ISO 42001 requires organisations to react to nonconformities, evaluate the need for action, implement corrective actions, and review effectiveness. Adverse events involving AI agents are nonconformities requiring corrective action. AG-524 provides the detection and reporting infrastructure that identifies these nonconformities and initiates the corrective action process. Without adverse event reporting integration, nonconformities in clinical AI systems may go undetected, preventing the corrective action process from operating.
| Field | Value |
|---|---|
| Severity Rating | Critical |
| Blast Radius | Multi-patient, potentially population-level — unreported adverse events allow defective AI agents to continue operating, exposing all future patients to the same failure mode until the defect is independently discovered |
Consequence chain: An adverse event reporting integration failure begins with a patient safety event involving an AI agent that is not recognised, not classified, not reported, or not routed to the correct authority. The immediate consequence is that the regulatory authority responsible for overseeing the agent's safety has no visibility into the failure. Without regulatory visibility, no field safety corrective action is issued, no safety alert is distributed to other deployment sites, and no urgency is attached to correcting the underlying defect. The AI agent continues to operate with the same defect, exposing additional patients to the same failure mode. In Scenario A, 340 additional patients were exposed to suppressed drug interaction alerts over 4 months. In Scenario C, an estimated 23 patients were exposed to defective triage over 14 months. The cumulative harm from unreported events far exceeds the harm from the initial event. The regulatory consequence includes enforcement actions for failure to report (EU MDR Article 87 violations carry penalties up to EUR 2 million or 2% of global turnover; FDA failure-to-report violations carry civil monetary penalties), institutional accreditation risk (failure to maintain an adequate adverse event reporting programme threatens hospital accreditation), and liability exposure (failure to report a known defect that subsequently harms additional patients creates an aggravated liability position). The systemic consequence is erosion of the patient safety reporting infrastructure — if AI-related events are systematically excluded from adverse event reporting, the healthcare system's ability to learn from AI failures and improve AI safety is fundamentally compromised.
Cross-references: AG-424 (Notification Routing Governance) provides the general notification routing framework that AG-524 specialises for adverse event reporting. AG-419 (Adverse Event Severity Matrix Governance) defines the severity classification system used to triage adverse events. AG-519 (Clinical Indication Scope Governance) defines the clinical scope constraints whose violation may constitute an adverse event. AG-522 (Medication Interaction Actuation Governance) governs the drug interaction alerting whose failure is a common adverse event trigger.
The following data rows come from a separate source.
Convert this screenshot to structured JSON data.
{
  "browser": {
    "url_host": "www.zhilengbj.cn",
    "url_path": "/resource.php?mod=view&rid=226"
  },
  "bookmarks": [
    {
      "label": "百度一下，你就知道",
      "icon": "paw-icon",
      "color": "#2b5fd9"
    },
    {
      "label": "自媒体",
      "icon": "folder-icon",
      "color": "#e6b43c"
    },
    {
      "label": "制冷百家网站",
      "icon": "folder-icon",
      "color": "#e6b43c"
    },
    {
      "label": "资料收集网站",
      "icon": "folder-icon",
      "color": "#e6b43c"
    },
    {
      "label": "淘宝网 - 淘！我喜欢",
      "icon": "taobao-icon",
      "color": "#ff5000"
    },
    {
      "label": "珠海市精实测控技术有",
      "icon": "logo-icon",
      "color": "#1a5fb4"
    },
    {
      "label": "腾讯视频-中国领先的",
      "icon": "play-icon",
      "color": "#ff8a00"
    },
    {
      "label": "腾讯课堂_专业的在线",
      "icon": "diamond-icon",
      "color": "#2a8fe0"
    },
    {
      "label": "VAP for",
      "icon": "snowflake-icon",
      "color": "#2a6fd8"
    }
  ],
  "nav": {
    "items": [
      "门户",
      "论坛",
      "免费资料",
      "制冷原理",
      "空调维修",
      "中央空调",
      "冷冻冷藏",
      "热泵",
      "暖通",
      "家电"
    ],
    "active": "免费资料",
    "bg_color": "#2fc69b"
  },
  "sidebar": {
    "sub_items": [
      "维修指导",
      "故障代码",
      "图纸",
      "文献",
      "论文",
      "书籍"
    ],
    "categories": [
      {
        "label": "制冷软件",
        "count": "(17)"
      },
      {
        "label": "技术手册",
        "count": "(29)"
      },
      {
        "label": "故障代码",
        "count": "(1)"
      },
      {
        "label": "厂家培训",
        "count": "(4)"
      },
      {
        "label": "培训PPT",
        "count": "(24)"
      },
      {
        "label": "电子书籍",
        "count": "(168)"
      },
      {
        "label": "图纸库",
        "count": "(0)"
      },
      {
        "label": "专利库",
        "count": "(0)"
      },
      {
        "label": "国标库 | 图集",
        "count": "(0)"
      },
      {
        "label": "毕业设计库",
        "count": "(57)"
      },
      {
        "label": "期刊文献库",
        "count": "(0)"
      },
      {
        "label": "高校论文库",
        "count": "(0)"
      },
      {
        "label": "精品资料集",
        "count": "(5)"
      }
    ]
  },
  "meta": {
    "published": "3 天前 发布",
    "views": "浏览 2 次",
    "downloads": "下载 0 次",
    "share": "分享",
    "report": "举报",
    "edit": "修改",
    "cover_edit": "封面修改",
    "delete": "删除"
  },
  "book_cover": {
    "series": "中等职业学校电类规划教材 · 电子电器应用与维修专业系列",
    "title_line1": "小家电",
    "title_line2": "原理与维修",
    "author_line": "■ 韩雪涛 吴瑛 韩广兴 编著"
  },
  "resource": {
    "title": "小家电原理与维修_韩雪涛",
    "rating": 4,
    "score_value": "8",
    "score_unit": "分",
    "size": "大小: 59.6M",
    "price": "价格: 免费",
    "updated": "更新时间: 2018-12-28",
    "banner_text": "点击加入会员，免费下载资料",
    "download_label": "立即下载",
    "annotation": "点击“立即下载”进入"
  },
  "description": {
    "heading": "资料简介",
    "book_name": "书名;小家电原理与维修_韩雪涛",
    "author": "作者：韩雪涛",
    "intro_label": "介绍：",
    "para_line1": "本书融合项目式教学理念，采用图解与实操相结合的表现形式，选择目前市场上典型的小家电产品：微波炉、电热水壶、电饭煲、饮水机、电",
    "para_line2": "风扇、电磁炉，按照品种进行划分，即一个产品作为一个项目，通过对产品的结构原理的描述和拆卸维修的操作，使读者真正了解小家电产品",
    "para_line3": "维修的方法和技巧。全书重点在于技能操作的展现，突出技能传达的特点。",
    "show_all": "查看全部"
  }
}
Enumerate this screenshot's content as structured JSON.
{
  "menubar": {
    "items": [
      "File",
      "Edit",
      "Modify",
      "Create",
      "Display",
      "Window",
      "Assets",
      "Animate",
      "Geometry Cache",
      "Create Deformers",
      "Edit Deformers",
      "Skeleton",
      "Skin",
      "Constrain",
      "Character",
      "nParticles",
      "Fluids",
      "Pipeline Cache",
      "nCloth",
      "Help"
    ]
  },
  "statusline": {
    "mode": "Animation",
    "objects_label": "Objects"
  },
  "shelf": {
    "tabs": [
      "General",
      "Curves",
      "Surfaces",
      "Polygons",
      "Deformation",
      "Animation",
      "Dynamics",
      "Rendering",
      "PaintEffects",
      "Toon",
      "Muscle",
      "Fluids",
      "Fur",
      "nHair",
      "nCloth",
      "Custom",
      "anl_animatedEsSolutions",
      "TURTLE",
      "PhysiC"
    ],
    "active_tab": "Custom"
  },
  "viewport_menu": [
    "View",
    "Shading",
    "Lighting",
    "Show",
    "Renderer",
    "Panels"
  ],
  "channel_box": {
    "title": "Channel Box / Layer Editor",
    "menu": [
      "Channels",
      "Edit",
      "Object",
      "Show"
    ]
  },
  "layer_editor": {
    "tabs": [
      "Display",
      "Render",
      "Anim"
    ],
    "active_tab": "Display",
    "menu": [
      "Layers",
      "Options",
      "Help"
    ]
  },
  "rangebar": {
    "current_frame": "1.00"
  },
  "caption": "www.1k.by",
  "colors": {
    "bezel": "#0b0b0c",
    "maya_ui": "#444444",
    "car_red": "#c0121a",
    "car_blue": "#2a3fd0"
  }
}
AG-523 (Clinical Evidence Provenance Governance) provides the provenance chains included in adverse event reports. AG-525 (Physician Override Usability Governance) captures clinician override data that serves as an adverse event detection signal. AG-416 (Evidentiary Chain-of-Custody Governance) ensures that evidence supporting adverse event reports maintains custody integrity. AG-423 (Incident Learning Closure Governance) governs the learning process that adverse event reports feed into.